Technical Abstract: Enteric nematode infection induces smooth muscle hyper contractility that depends on interleukin (IL)-4 and IL-13 activating the signal transducer and activator of transcription (STAT) 6. Serotonin (5-HT) is involved in the physiological regulation of gut function. We investigated the contribution of 5-HT and its receptors in nematode induced intestinal smooth muscle hyper contractility. Mice were infected with Nippostrongylus brasiliensis; Heligmosomoides polygyrus; or injected i.v. with IL-13 for seven days. Segments of jejunum were suspended in organ baths and smooth muscle responses to 5-HT were determined in the presence or absence of specific 5-HT antagonists. IL-4, IL-13 and 5-HT receptor mRNA expression was determined by real-time quantitative PCR. 5-HT evoked a modest contraction of smooth muscle in wild type (WT) mice that was unaltered by the 5-HT2A antagonist ketanserin. N. brasiliensis infection, however, induced a smooth muscle hyper contractility to 5-HT that was abolished by ketanserin, but not by other 5-HT antagonists.

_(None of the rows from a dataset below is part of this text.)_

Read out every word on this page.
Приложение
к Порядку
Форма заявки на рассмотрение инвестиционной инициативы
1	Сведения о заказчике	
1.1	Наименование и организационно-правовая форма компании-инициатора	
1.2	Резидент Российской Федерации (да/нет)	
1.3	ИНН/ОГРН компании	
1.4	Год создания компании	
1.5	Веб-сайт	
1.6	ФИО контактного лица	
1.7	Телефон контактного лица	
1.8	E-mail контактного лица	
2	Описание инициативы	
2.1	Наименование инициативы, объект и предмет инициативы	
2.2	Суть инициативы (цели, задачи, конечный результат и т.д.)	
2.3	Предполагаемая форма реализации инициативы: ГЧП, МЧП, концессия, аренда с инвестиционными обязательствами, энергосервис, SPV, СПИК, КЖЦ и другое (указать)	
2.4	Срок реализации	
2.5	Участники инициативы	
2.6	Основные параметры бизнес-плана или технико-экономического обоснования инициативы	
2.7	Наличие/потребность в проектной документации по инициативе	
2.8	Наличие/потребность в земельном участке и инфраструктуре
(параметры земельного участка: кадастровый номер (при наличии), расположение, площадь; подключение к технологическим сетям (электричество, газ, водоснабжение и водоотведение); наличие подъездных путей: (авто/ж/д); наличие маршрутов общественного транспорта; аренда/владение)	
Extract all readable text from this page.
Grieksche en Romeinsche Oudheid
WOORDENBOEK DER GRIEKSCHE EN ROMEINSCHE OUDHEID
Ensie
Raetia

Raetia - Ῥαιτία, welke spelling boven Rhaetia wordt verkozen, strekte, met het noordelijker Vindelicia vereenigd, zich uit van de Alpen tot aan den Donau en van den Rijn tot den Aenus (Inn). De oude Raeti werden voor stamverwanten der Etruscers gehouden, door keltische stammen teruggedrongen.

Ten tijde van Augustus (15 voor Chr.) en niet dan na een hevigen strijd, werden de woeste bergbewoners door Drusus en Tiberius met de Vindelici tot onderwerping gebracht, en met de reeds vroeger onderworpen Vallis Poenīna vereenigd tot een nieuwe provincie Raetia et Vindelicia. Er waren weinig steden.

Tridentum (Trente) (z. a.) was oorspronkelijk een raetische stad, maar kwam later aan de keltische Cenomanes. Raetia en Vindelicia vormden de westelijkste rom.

Infection-induced up-regulation of 5-HT2A expression was correlated temporally with the smooth muscle hyper contractility to 5-HT. The infection-induced up regulation of 5-HT2A in WT mice was also observed in IL-4-/- mice, but was not seen in IL-13-/- or STAT6-/- mice. In addition, smooth muscle responses to 5-HT and 5-HT2A expression in WT mice were also enhanced by IL-13 or H. polygyrus infection. These data show that 5-HT2A is one of the molecules downstream from STAT6 activation that mediates changes in smooth muscle function. 5-HT2A represents a novel target for modulating immune-mediated effects on intestinal motility.